Résumé éditeur de la pièce d’Hugo :
Indifférente à la haine de l'Italie entière, Lucrèce Borgia parade au carnaval de Venise. Qui pourrait inquiéter cette femme de pouvoir qui baigne dans l'adultère, l'inceste et le crime ? Elle a peur cependant, et tremble. pour un simple capitaine qu'elle cherche parmi la foule. Il se nomme Gennaro. Il est amoureux d'elle, lui qui tient les Borgia en aversion et insulte leur blason. Or Gennaro n'est autre que son fils, né de ses amours incestueuses avec son propre frère, et le jeune homme ignore tout de son passé et de ses origines. Lucrèce est un monstre, mais aussi une femme et une mère. Comment protéger son enfant, comment le soustraire à la fureur d'un mari qui le croit son amant ?
En 1833, ce mélodrame tragique surpasse tous les triomphes de Victor Hugo.
Lien vers la fiche de la pièce sur Babélio
http://www.babelio.com/livres/Hugo-Lucrece-Borgia/9841
Voilà pour les faits… maintenant passons à cette mise en scène, très originale, pleine de punch… de David Bobée.
Ce jeune metteur en scène a fondé sa compagnie Rictus en 1999 à Caen. Il œuvre pour un théâtre sans frontières. Ses interprètes sont acteurs, danseurs ou acrobates, professionnels, amateurs ou en situation de handicap, et brillent par leur diversité de nationalités et de cultures. David Bobée est engagé dans une recherche théâtrale originale (il nous l’a prouvé hier à Charleville !). Depuis septembre 2013, il est directeur du Centre Dramatique National de Haute-Normandie, premier CDN à vocation transdisciplinaire.
Résumé du spectacle :
Gennaro, soldat de fortune, ne sait de qui il est né. Lors d’un bal il rencontre à Venise la célèbre Borgia qui paraît vouloir le séduire mais les compagnons de Gennaro la reconnaissent et l’insultent.
Gennaro part avec ses compagnons à Ferrare où règnent Lucrèce et son époux Alfonse d’Este ; il injurie la duchesse en arrachant une lettre de son blason au fronton de son palais : Borgia devient alors Orgia… Alfonse d’Este imagine qu’il est l’amant de Lucrèce et tente de l’empoisonner ; mais Lucrèce le sauve, en le suppliant de fuir. Gennaro qui n’est pas parti, se retrouve en compagnie de ses camarades à une fête donnée par une jeune patricienne. Survient Lucrèce qui leur annonce qu’ils sont tous empoisonnés. Elle découvre avec terreur Gennaro et tente de le sauver.

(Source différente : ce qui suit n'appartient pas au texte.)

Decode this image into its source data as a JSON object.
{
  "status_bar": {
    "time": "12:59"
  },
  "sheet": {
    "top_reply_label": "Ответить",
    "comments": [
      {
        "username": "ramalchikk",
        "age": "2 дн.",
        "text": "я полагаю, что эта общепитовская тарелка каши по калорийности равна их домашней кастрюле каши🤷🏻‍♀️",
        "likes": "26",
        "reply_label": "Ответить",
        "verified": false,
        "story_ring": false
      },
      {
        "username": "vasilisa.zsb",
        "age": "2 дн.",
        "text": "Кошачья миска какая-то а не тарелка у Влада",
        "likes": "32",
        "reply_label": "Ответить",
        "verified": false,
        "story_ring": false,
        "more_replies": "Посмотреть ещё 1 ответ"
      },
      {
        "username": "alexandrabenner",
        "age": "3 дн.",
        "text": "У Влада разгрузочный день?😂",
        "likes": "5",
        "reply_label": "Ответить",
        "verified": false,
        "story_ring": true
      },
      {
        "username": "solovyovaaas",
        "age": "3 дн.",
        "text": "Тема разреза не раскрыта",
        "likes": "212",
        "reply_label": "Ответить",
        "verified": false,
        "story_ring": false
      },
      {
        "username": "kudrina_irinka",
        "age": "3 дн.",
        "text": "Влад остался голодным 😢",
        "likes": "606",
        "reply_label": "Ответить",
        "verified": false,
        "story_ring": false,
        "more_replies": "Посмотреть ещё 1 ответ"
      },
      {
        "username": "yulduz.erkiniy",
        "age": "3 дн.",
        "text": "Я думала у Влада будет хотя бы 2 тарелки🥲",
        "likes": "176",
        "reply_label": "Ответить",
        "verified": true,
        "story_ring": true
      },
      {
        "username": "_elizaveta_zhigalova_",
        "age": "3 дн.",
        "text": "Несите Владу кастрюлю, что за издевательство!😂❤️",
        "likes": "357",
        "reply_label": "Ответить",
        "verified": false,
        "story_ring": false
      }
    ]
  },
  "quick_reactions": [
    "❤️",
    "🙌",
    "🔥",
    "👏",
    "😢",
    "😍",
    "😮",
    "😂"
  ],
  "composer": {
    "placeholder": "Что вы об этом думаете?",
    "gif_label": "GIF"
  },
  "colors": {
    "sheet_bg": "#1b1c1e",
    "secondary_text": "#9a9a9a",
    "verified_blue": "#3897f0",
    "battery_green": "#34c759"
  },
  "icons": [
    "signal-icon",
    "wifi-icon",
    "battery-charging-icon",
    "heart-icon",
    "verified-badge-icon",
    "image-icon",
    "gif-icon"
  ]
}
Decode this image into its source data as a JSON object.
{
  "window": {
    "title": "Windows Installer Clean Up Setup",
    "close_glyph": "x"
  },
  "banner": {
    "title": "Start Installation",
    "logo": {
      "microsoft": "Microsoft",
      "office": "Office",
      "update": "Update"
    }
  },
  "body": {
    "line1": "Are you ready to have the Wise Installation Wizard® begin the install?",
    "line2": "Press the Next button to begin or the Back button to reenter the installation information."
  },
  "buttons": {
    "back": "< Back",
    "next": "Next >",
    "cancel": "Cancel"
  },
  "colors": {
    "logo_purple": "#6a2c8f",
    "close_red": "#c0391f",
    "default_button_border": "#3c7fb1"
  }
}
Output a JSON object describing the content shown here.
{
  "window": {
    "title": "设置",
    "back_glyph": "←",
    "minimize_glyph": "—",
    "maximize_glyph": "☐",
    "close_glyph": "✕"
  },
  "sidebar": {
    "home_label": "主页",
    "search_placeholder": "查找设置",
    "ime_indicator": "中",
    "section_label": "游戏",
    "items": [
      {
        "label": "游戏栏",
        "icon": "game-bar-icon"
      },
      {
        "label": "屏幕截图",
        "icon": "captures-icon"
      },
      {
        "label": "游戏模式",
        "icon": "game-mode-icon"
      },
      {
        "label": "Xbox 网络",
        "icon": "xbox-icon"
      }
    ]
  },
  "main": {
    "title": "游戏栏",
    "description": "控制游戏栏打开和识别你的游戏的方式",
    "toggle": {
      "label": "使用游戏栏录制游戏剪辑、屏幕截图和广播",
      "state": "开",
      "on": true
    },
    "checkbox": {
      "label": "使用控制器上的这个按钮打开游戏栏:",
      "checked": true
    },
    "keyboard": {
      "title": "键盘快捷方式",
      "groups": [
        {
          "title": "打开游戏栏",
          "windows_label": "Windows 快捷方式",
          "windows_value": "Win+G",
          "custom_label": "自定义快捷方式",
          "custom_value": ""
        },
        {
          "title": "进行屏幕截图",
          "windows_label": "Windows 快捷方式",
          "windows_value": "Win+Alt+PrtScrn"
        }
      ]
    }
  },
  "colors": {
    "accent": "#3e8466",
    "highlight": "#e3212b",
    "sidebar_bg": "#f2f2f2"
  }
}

Mais, inexorable, il l’accuse et la poignarde.
Avant d’aller encore plus loin, je vous propose la distribution de la pièce :
Béatrice Dalle : Lucrèce Borgia
Pierre Cartonnet : Gennaro
Alain D’Haeyer : Don Alfonse d’Este
Radouan Leflahi : Jeppo
Marc Agbedjidji : Oloferno
Mickaël Houllebrecque : Ascanio
Juan Rueda : Apostolo
Pierre Bolo : Maffio
Jérôme Bidaux : Gubetta
Marius Moguiba : Rustighello
Catherine Dewitt : La Negroni
Composition musicale / Chant : Butch McKoy
Vous avez vu dans la distribution, un chanteur : Butch McKoy.
1ère originalité de la mise en scène que j’ai particulièrement appréciée… musique en live.
Quand débute le spectacle, ombre et lumière… une guitare, une voix… une belle ambiance s’installe.
« Butch McKoy, musicien et chanteur dans le spectacle Lucrèce Borgia, nous offre un concert acoustique en petit comité. Avec sa guitare, sa voix sensible et expressive, il nous entraîne dans une ambiance folk et dans un rock à fleur de peau ».
Je vous propose pour vous faire une idée, une vidéo de ce chanteur… ce n’est pas celle du spectacle de Lucrèce Borgia, mais cela donne une idée.
J’ai vraiment beaucoup aimé !!! 1er gros coup de cœur…
Le décor est dépouillé, moderne, souvent entre ombres et lumières… dans le fond, des rails métalliques portant des projecteurs de lumière, montent et descendent… Cela crée une ambiance très particulière, parfois intime, parfois inquiétante, glauque… Ce mur de projecteurs à la verticale reflète les corps en mouvement dans l’eau noire… Seules apparaissent très lumineuses, les lettres BORGIA.
Dans l’eau… oui car la scène est composée d’un plateau d’eau et tout au long de la pièce, alternent différentes séquences de jeux d’eau, de jets d’eau… les acteurs y sautent, s’y vautrent, éclaboussent… cela donne une mise en scène originale, intéressante !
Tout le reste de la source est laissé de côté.